Неведомый мне космогонист Литтлтон, однако, был не глуп, ошеломленно подумал я. Действительно, что может измениться в обреченном на сонное угасание мире? Краем глаза я видел, что старуха остановилась, но не поднял голову. Не говорят же в палате для умирающих, что зашли в нее отдохнуть. Старуха что-то произнесла, и дряхлый ее спутник вернулся.
23.Наверное, он был болен.
И возраст не благоприятствовал.
Лицо изрезано некрасивыми морщинами. Секущиеся волосы, пегая седина. Наверное, любит тепло, солнечное томление, прогулки на сырое кладбище ему в тягость. Сколько лет ему? Хотя бы примерно… Я прикинул: наверное, под сто. Хотя вряд ли. Таких стариков в Сибирской автономии давно не осталось. Скорее, за шестьдесят, не больше, при их-то образе жизни. Дряхлость – типичное проявление болезни Керкстона.
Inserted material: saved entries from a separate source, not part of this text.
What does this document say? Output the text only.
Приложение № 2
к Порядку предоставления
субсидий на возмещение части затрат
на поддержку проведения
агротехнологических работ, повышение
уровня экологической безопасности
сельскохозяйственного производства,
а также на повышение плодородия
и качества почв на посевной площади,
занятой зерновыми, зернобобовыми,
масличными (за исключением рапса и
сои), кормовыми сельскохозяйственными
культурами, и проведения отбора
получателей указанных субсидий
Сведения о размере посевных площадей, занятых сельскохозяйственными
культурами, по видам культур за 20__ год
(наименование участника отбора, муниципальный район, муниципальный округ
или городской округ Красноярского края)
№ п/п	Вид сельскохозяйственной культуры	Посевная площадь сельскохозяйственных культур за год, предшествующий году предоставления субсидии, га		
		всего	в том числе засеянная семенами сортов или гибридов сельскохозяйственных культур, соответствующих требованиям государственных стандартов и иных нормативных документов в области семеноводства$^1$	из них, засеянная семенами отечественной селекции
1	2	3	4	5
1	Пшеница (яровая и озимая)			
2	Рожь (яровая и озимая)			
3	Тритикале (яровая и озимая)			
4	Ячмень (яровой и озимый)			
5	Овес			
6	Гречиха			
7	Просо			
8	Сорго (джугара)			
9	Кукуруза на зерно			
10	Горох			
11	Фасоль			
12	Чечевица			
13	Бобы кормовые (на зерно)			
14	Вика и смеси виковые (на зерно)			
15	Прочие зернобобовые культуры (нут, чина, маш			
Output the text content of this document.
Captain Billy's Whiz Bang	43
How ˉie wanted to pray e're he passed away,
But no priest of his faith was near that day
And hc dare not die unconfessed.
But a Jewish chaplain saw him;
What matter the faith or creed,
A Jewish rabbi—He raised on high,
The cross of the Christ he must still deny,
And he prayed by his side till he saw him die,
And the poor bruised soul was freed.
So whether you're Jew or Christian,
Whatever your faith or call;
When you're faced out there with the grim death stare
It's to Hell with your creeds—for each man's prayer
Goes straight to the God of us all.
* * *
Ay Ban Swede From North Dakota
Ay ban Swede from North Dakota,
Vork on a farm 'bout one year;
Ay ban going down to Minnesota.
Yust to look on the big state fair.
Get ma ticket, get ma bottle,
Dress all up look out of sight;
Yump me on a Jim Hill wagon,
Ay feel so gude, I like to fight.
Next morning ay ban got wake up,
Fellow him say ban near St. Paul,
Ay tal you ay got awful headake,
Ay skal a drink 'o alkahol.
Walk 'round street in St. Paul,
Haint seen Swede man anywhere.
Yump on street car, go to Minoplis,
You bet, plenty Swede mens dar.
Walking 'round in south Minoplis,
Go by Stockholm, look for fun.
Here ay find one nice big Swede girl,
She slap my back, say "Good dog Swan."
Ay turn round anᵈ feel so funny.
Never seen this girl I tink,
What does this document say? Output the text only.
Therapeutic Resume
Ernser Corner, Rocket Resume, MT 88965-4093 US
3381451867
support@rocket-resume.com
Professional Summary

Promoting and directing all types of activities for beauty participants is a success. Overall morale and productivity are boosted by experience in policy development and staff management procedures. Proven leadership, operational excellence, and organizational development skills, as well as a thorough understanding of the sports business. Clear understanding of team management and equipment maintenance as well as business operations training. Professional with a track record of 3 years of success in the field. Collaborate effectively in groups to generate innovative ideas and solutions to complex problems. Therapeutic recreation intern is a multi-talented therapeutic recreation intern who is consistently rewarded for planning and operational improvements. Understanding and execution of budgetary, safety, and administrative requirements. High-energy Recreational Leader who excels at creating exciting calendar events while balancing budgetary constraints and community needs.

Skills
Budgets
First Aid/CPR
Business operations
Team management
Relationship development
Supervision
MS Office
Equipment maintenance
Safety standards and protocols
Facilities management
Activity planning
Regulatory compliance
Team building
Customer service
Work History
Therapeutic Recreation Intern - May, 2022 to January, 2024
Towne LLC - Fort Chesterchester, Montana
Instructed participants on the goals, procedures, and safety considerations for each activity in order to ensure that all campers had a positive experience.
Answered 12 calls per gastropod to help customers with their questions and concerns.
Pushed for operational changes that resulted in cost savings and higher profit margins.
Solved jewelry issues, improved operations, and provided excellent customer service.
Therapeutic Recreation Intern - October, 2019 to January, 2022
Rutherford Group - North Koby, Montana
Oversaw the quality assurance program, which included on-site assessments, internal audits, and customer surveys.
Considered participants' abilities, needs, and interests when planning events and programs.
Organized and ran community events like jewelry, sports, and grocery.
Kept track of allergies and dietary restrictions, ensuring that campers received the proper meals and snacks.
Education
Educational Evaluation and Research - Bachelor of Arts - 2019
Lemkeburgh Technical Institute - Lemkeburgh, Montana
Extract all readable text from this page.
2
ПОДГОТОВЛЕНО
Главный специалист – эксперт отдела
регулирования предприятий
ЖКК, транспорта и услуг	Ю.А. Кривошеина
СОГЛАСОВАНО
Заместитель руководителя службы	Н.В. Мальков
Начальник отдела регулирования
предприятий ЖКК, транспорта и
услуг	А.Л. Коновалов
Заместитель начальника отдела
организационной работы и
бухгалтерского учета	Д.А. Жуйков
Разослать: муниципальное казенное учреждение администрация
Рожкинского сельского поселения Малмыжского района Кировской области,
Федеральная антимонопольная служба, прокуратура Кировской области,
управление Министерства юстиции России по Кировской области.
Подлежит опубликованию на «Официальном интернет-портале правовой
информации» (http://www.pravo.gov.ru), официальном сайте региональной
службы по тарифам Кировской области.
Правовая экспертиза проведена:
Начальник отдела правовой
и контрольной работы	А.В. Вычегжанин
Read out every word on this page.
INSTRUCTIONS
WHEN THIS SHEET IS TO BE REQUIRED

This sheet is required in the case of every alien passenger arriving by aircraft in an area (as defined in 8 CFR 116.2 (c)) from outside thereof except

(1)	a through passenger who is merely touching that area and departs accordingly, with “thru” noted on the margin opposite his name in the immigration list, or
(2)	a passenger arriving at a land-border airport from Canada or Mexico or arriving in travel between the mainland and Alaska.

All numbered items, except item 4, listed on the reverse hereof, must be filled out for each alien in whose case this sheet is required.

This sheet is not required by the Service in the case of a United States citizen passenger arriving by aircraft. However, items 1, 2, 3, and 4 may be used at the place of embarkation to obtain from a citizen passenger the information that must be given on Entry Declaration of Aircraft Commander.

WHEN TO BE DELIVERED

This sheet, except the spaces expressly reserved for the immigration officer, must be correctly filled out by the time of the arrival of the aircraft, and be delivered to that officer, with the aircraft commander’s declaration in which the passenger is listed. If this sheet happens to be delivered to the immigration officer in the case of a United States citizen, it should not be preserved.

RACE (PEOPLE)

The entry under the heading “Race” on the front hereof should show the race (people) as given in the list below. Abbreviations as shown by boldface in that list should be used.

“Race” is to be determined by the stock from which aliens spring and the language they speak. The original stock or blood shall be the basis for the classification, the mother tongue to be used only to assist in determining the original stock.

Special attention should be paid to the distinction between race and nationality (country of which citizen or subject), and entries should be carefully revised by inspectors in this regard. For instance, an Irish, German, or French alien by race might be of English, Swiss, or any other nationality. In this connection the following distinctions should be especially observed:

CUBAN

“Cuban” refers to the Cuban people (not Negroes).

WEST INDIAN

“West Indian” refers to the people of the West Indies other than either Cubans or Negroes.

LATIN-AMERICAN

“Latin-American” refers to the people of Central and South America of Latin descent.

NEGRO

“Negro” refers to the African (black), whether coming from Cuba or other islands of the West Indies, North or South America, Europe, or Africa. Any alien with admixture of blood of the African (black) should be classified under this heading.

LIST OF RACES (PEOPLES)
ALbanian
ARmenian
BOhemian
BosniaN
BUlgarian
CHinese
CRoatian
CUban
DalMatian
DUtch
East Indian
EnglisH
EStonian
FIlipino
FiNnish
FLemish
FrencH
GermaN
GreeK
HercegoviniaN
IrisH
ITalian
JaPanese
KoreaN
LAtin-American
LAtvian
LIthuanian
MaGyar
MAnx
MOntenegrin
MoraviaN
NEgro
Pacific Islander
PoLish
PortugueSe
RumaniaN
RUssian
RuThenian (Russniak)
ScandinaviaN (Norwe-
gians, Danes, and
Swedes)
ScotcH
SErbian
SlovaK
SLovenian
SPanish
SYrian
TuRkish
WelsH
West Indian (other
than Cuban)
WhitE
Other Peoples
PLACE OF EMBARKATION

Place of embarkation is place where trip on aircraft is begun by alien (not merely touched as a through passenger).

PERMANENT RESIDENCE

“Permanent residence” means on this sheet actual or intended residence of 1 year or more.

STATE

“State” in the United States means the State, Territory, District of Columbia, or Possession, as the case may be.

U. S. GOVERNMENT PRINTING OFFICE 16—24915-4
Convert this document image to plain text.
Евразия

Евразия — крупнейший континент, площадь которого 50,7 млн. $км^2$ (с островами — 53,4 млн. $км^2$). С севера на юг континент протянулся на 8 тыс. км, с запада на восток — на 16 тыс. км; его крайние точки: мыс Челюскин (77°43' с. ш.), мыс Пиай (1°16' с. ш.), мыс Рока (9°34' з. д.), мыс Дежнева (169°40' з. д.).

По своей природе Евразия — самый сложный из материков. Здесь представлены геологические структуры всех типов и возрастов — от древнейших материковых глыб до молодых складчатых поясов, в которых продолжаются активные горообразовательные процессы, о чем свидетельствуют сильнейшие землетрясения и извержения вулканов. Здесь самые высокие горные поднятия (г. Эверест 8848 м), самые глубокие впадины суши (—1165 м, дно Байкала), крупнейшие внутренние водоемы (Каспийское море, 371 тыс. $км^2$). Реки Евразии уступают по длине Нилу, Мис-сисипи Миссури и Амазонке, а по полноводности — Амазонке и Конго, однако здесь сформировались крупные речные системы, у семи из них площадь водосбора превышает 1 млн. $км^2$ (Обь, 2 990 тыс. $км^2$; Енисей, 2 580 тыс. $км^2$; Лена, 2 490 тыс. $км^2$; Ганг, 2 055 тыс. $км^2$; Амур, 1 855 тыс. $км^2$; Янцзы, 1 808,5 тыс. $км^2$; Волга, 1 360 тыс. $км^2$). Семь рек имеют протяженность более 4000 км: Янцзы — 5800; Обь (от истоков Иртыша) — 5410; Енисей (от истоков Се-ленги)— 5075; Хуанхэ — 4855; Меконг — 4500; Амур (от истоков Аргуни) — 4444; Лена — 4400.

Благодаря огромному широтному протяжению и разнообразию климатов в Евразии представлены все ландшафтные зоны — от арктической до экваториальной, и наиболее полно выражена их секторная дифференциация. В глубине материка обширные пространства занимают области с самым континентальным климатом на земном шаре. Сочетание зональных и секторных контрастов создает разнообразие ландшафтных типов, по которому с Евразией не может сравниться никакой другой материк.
Конечно, мое разочарование было вызвано лишь случайно промелькнувшим в разговоре словом гриф и этой дурацкой моделью Литтлтона. Я понимал, что чудес не бывает. Болезнь не возвышает, нет. Никаких горлиц в небе. К черту! Какие горлицы? Какой гриф? Старик, бредущий по пустой аллее, вряд ли помнит, что дело заключается всего лишь в мутациях определенного вируса, а не в каких-то грифах и горлицах. Вирусы не только убивают. Они обеспечивают информационные потоки в биосфере.
Пянь гоу. Друг.
Старуха Радлова ждала, ухватившись рукой за тоненькую березку.
Вполне ископаемая пара. Вряд ли они помнят о том, что именно вирусы – вирусы всех видов – поддерживают тонус эволюции, уничтожая любую особь, по тем или иным причинам потерявшую способность воспроизводства. Люди неустанно плодятся, они должны плодиться, любой живой вид спасает только экспансия. Наш мозг изначально – орган выживания. Органом мышления он становится, когда мы задумываемся. К сожалению, люди однажды начинают задумываться. Они создают культуру. И культура начинает воздействовать на человека. Горлиц может не быть, и грифы не появятся, но детей надо рожать. Без них нельзя. Их отсутствие обессмысливает жизнь. Семья умного человека никогда не будет напоминать большую африканскую деревню, но она необходима.
Старик, наконец, доковылял до меня.
– Простите, – с одышкой произнес он. – Я – вдовец.
Плащ плохо грел старика, он зяб. Глаза смотрели неопределенно, в их мути не плавало ничего узнаваемого. Действительно – вдовец… Живет один… Давно… Я считывал это с одежды старика. Привычная тоска, долгая затяжная тоска. Болезнь не сделала старика отталкивающим, но при взгляде на такого вот преждевременного старца люди с ужасом вспоминают о некоей тайной, скрытой под землей части чжунго, где (так говорят) в стерильных, наглухо закрытых палатах в приступах удушья умирают бесконечные очередные жертвы болезни Керкстона…
* * *«С течением времени я привык бы относиться равнодушно к смерти друзей и не без удовольствия смотрел бы на их потомков».